Floyd, 46, was arrested on suspicion of passing a counterfeit $20 bill for a pack of cigarettes at a corner market. He struggled with police when they tried to put him in a squad car, and though he was already handcuffed, they forced him on the ground.
As Chauvin pressed his knee against Floyd’s neck, officer J. Alexander Kueng held Floyd’s back, officer Thomas Lane held Floyd’s feet and officer Tou Thao kept bystanders back.
Chauvin was sentenced to 22 1/2 years for murder. He also pleaded guilty to a federal charge of violating Floyd’s civil rights and was sentenced to 21 years in that case. He is serving the sentences concurrently in Tucson, Arizona.
Kueng, Lane and Thao were convicted of federal charges in February 2022. All three were convicted of depriving Floyd of his right to medical care, and Thao and Kueng also were convicted of failing to intervene to stop Chauvin during the killing. Lane and Kueng have since pleaded guilty to a state count of aiding and abetting second-degree manslaughter. In exchange, counts of aiding and abetting murder were dropped.

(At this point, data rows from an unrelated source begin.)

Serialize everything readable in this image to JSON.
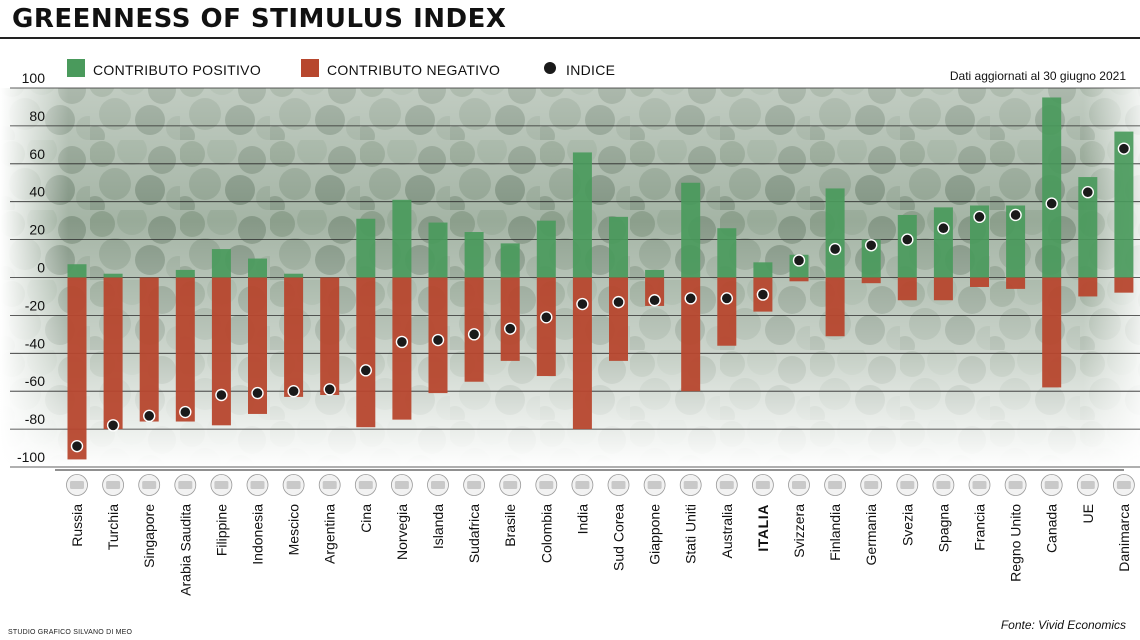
{
  "header": {
    "title": "GREENNESS OF STIMULUS INDEX"
  },
  "footer": {
    "credit": "STUDIO GRAFICO SILVANO DI MEO",
    "source": "Fonte: Vivid Economics"
  },
  "colors": {
    "positive": "#4a9a5c",
    "negative": "#b7472e",
    "index": "#1a1a1a",
    "highlight_label": "#9b1b1f"
  },
  "chart_data": {
    "type": "bar",
    "note": "Dati aggiornati al 30 giugno 2021",
    "legend": {
      "placement": "top-left",
      "items": [
        {
          "key": "positive",
          "label": "CONTRIBUTO POSITIVO",
          "marker": "square",
          "color": "#4a9a5c"
        },
        {
          "key": "negative",
          "label": "CONTRIBUTO NEGATIVO",
          "marker": "square",
          "color": "#b7472e"
        },
        {
          "key": "index",
          "label": "INDICE",
          "marker": "dot",
          "color": "#1a1a1a"
        }
      ]
    },
    "ylim": [
      -100,
      100
    ],
    "yticks": [
      100,
      80,
      60,
      40,
      20,
      0,
      -20,
      -40,
      -60,
      -80,
      -100
    ],
    "grid": true,
    "highlight_category": "ITALIA",
    "categories": [
      "Russia",
      "Turchia",
      "Singapore",
      "Arabia Saudita",
      "Filippine",
      "Indonesia",
      "Mescico",
      "Argentina",
      "Cina",
      "Norvegia",
      "Islanda",
      "Sudafrica",
      "Brasile",
      "Colombia",
      "India",
      "Sud Corea",
      "Giappone",
      "Stati Uniti",
      "Australia",
      "ITALIA",
      "Svizzera",
      "Finlandia",
      "Germania",
      "Svezia",
      "Spagna",
      "Francia",
      "Regno Unito",
      "Canada",
      "UE",
      "Danimarca"
    ],
    "flags": [
      "russia-flag-icon",
      "turkey-flag-icon",
      "singapore-flag-icon",
      "saudi-arabia-flag-icon",
      "philippines-flag-icon",
      "indonesia-flag-icon",
      "mexico-flag-icon",
      "argentina-flag-icon",
      "china-flag-icon",
      "norway-flag-icon",
      "iceland-flag-icon",
      "south-africa-flag-icon",
      "brazil-flag-icon",
      "colombia-flag-icon",
      "india-flag-icon",
      "south-korea-flag-icon",
      "japan-flag-icon",
      "usa-flag-icon",
      "australia-flag-icon",
      "italy-flag-icon",
      "switzerland-flag-icon",
      "finland-flag-icon",
      "germany-flag-icon",
      "sweden-flag-icon",
      "spain-flag-icon",
      "france-flag-icon",
      "uk-flag-icon",
      "canada-flag-icon",
      "eu-flag-icon",
      "denmark-flag-icon"
    ],
    "series": [
      {
        "name": "CONTRIBUTO POSITIVO",
        "values": [
          7,
          2,
          0,
          4,
          15,
          10,
          2,
          0,
          31,
          41,
          29,
          24,
          18,
          30,
          66,
          32,
          4,
          50,
          26,
          8,
          12,
          47,
          20,
          33,
          37,
          38,
          38,
          95,
          53,
          77
        ]
      },
      {
        "name": "CONTRIBUTO NEGATIVO",
        "values": [
          -96,
          -80,
          -76,
          -76,
          -78,
          -72,
          -63,
          -62,
          -79,
          -75,
          -61,
          -55,
          -44,
          -52,
          -80,
          -44,
          -15,
          -60,
          -36,
          -18,
          -2,
          -31,
          -3,
          -12,
          -12,
          -5,
          -6,
          -58,
          -10,
          -8
        ]
      },
      {
        "name": "INDICE",
        "values": [
          -89,
          -78,
          -73,
          -71,
          -62,
          -61,
          -60,
          -59,
          -49,
          -34,
          -33,
          -30,
          -27,
          -21,
          -14,
          -13,
          -12,
          -11,
          -11,
          -9,
          9,
          15,
          17,
          20,
          26,
          32,
          33,
          39,
          45,
          68
        ]
      }
    ]
  }
}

Lane, who is white, is serving his 2 1/2-year federal sentence at a facility in Colorado. He is serving a three-year state sentence at the same time. Kueng, who is Black, is serving a three-year federal sentence in Ohio, while also serving a 3 1/2-year state sentence.
Thao, who is Hmong American, received a 3 1/2-year federal sentence. In May, the judge in the state case found him guilty of aiding and abetting manslaughter. Thao had said it “would be lying” to have pleaded guilty, and he agreed to let the judge decide the case. The judge set sentencing for Aug. 7.